After the observance had everywhere become well established, it must have struck people that the day of our Lord’s death was very differently commemorated in the Church from the day of His birth, viz. as a movable feast. Among the questions which Januarius submitted to St Augustine, there was one bearing on this point. Augustine[117] replied that our Lord’s birthday was merely a commemorative festival, while Easter had a mystical connection with the Jewish passover, as also its name is of Hebrew, not Greek, origin. Easter is the fulfilment of our redemption which consists in an inward renewal of mankind, and with this idea of renewal, the first month of the Jewish and ancient Roman year corresponds. Afterwards, however, Augustine forsakes this safe path and loses himself in the symbolism of numbers and in forced astronomical interpretations.

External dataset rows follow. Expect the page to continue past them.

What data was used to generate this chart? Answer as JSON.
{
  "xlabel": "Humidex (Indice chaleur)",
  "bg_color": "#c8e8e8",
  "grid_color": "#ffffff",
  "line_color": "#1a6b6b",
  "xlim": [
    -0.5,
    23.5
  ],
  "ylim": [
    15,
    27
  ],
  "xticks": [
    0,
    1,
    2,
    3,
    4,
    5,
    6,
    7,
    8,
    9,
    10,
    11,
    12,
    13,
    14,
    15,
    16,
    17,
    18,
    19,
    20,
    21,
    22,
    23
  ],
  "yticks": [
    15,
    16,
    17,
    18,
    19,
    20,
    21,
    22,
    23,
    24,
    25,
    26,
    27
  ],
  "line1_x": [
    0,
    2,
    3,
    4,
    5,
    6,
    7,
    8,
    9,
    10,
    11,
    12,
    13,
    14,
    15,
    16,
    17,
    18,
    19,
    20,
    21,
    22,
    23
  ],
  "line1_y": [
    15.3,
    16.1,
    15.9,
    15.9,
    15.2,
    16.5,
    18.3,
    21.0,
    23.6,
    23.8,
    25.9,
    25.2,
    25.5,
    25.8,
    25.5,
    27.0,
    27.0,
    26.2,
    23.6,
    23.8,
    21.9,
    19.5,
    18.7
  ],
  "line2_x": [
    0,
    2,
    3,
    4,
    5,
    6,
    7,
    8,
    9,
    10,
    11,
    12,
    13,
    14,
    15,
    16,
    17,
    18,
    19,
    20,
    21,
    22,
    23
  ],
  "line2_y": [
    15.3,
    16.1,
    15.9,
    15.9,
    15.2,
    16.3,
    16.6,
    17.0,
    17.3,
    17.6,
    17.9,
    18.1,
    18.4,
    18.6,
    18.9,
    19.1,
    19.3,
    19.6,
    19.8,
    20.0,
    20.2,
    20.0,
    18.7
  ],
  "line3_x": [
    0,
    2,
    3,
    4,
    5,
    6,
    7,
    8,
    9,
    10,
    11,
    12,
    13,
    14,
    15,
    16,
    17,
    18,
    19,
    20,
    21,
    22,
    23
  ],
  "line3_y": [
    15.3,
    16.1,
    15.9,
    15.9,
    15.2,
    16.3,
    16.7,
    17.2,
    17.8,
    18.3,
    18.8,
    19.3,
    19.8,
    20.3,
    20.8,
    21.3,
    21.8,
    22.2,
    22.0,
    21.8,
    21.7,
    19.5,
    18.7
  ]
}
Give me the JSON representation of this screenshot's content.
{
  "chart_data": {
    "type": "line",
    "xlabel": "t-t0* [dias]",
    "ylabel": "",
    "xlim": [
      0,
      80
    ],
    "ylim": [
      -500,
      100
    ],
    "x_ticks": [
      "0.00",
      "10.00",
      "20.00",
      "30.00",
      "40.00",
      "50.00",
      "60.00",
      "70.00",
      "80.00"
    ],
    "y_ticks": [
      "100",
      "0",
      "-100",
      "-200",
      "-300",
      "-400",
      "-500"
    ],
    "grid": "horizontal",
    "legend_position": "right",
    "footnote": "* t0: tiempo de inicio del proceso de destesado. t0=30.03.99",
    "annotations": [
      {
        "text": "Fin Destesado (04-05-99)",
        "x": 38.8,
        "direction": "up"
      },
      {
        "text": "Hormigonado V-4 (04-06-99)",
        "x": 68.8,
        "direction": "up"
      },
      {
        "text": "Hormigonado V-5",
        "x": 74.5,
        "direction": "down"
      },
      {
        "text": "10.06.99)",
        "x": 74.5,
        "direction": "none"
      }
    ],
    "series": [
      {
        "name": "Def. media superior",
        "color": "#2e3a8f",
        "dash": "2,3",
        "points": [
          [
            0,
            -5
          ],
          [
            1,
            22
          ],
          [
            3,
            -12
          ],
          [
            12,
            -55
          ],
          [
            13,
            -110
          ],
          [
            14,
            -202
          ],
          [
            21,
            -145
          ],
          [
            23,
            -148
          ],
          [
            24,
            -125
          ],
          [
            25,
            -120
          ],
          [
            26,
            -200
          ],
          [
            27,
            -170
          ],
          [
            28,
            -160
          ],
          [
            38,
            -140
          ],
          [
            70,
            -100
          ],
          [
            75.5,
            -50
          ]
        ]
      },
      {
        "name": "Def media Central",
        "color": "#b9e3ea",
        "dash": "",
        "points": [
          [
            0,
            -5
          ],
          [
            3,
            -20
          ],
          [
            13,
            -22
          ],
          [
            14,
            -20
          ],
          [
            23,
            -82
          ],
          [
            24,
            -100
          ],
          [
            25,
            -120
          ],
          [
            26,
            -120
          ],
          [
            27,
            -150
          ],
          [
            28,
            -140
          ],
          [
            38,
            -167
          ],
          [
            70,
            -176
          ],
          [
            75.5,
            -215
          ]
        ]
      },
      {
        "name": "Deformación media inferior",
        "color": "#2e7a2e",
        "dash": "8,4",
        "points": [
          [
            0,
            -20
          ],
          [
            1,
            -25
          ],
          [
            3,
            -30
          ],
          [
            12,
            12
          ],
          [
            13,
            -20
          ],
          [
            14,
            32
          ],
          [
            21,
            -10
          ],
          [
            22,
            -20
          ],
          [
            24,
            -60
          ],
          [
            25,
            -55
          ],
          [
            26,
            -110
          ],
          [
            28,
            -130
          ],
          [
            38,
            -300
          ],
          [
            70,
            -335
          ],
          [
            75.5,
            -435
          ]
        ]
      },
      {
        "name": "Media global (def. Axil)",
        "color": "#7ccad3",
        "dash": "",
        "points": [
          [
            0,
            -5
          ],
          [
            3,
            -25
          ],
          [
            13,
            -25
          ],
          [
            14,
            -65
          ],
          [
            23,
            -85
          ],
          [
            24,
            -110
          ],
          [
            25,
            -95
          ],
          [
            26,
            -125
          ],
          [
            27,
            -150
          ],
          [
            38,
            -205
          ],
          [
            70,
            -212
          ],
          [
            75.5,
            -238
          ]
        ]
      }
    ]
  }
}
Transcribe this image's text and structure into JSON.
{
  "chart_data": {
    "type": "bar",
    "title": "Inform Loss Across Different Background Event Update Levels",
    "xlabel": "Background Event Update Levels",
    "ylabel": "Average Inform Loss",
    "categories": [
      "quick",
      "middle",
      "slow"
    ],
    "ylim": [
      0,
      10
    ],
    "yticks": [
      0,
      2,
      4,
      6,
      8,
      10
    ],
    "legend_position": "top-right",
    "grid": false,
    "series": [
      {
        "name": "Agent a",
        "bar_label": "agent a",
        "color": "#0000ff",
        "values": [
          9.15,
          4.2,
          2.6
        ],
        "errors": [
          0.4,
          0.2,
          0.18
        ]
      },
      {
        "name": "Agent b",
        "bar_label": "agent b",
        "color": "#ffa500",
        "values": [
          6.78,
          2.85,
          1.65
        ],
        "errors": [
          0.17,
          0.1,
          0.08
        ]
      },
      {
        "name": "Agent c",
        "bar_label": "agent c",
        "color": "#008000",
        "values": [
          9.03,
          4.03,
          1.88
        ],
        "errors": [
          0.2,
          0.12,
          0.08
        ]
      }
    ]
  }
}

Shorter and more to the point is the explanation given by Martin, Bishop of Dumio (561-572), who died Bishop of Braga in 580. In his treatise De Paschate,[118] he says many people only add to the confusion by their unsuccessful attempts to explain why the date of Easter is fixed by the moon, after the Jewish custom. So, too, the attempts recently made by many bishops of Gaul to celebrate the Resurrection on a fixed day (the 25th March) cannot be approved. Now the passion of Christ is the redemption of the creature. The creation of the world took place in Spring (c. 4), and, consequently, the renewal of the world must also take place in Spring, in the first month of the year. Two things had to be taken into consideration with regard to this festival—the day of the week and the phase of the moon. In order to be right in both, ecclesiastical antiquity had appointed that Easter should not be kept before the 23rd March or after the 21st April (c. 7).